544 – Délire et mort de Lazare

21 décembre 1946

Le samedi 21 décembre 1946.

544.1 – On a ouvert toutes les portes et toutes les fenêtres de la pièce de Lazare pour lui rendre moins difficile la respiration. Autour de lui, absent, dans le coma — un lourd coma qui ressemble à la mort dont il ne diffère que par le mouvement de la respiration — sont les deux sœurs, Maximin, Marcelle et Noémie, attentifs au plus léger mouvement du mourant.

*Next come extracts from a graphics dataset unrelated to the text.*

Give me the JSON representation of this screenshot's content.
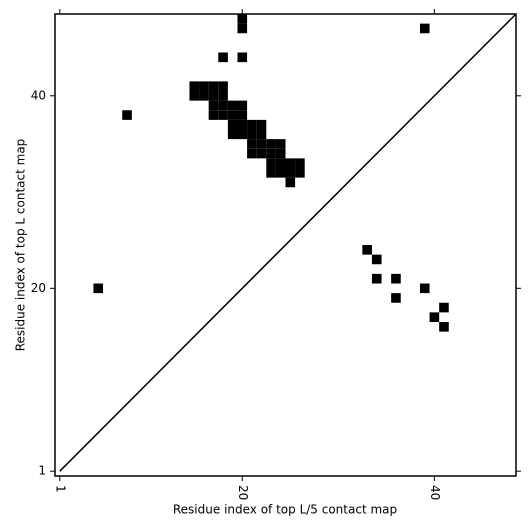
{
  "chart_data": {
    "type": "scatter",
    "marker": "square",
    "color": "#000000",
    "xlabel": "Residue index of top L/5 contact map",
    "ylabel": "Residue index of top L contact map",
    "x": [
      20,
      20,
      18,
      20,
      39,
      8,
      5,
      15,
      16,
      17,
      18,
      15,
      16,
      17,
      18,
      17,
      18,
      19,
      20,
      17,
      18,
      19,
      20,
      19,
      20,
      21,
      22,
      19,
      20,
      21,
      22,
      21,
      22,
      23,
      24,
      21,
      22,
      23,
      24,
      23,
      24,
      25,
      26,
      23,
      24,
      25,
      26,
      25,
      33,
      34,
      34,
      36,
      36,
      39,
      41,
      40,
      41
    ],
    "y": [
      48,
      47,
      44,
      44,
      47,
      38,
      20,
      41,
      41,
      41,
      41,
      40,
      40,
      40,
      40,
      39,
      39,
      39,
      39,
      38,
      38,
      38,
      38,
      37,
      37,
      37,
      37,
      36,
      36,
      36,
      36,
      35,
      35,
      35,
      35,
      34,
      34,
      34,
      34,
      33,
      33,
      33,
      33,
      32,
      32,
      32,
      32,
      31,
      24,
      23,
      21,
      21,
      19,
      20,
      18,
      17,
      16
    ],
    "xlim": [
      0.5,
      48.5
    ],
    "ylim": [
      0.5,
      48.5
    ],
    "xticks": [
      1,
      20,
      40
    ],
    "yticks": [
      1,
      20,
      40
    ],
    "diagonal": true
  }
}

Chaque fois qu’une contraction de douleur déforme la bouche, et qu’il semble qu’elle s’apprête à parler, ou que les yeux se découvrent par un mouvement des paupières, les deux sœurs se penchent pour saisir une parole, un regard… Mais c’est inutile. Ce ne sont que des actes incoordonnés, indépendants de la volonté et de l’intelligence, qui toutes les deux sont désormais inertes, perdues. Des actes qui viennent de la souffrance de la chair, comme vient d’elle la sueur qui rend brillant le visage du mourant et le tremblement qui par intervalles secoue les doigts squelettiques et en contracte les articulations. Les deux sœurs l’appellent aussi, avec dans leurs voix tout leur amour. Mais le nom et l’amour se heurtent aux barrières de l’insensibilité de l’intelligence et, comme réponse à leur appel, le silence de la tombe.

Noémie, toute en pleurs, continue de mettre contre les pieds, certainement gelés, des briques enveloppées dans des bandes de laine. Marcelle tient dans ses mains une coupe dans laquelle trempe un linge fin dont Marthe se sert pour humecter les lèvres desséchées de son frère. Marie, avec un autre linge, essuie la sueur abondante qui ruisselle du visage squelettique et baigne les mains du mourant. Maximin, appuyé à un chiffonnier élevé et sombre, près du lit du mourant, observe debout, par derrière Marie penchée sur son frère.

Rien d’autre. Un silence absolu, comme s’ils étaient dans une maison vide, dans un lieu désert. Les servantes qui apportent les briques chaudes ont les pieds nus et marchent sans faire de bruit sur le dallage. Elles semblent des apparitions.

544.2 – Marie dit à un moment donné:

“Il me semble que la chaleur revient dans les mains. Regarde, Marthe, ses lèvres sont moins pâles.”

“Oui. Même la respiration est plus libre. Je le regarde depuis un moment” observe Maximin.

Marthe se penche et l’appelle doucement mais intensément:

“Lazare! Lazare! Oh! Regarde, Marie! Il a eu comme un sourire et un battement des paupières. Il va mieux, Marie! Il va mieux! Quelle heure avons-nous?”

“Nous avons dépassé d’un moment le crépuscule.”

“Ah!” et Marthe se redresse en serrant ses mains sur sa poitrine, en levant les yeux dans un geste visible de muette mais confiante prière. Un sourire éclaire son visage.

Les autres la regardent étonnés et Marie lui dit:

“Je ne vois pas pourquoi doit te rendre heureuse le fait d’avoir dépassé le crépuscule…”

Et elle la scrute, soupçonneuse, anxieuse.

Marthe ne répond pas, mais reprend la pose qu’elle avait avant.

Une servante entre avec des briques qu’elle passe à Noémie.

Marie lui commande:

“Apporte deux lampes. La lumière baisse et je veux le voir.”

La servante sort sans bruit et revient de suite avec deux lampes allumées. Elle en met une sur le chiffonnier, sur lequel s’appuie Maximin, et l’autre sur une table encombrée de bandes et de petites amphores, placée de l’autre côté du lit.

“Oh! Marie! Marie! Regarde! Il est vraiment moins pâle.”

“Et il paraît moins épuisé. Il se ranime!” dit Marcelle.

“Donnez-lui encore une goutte de ce vin aromatisé qu’a préparé Sarah. Il lui a fait du bien” suggère Maximin.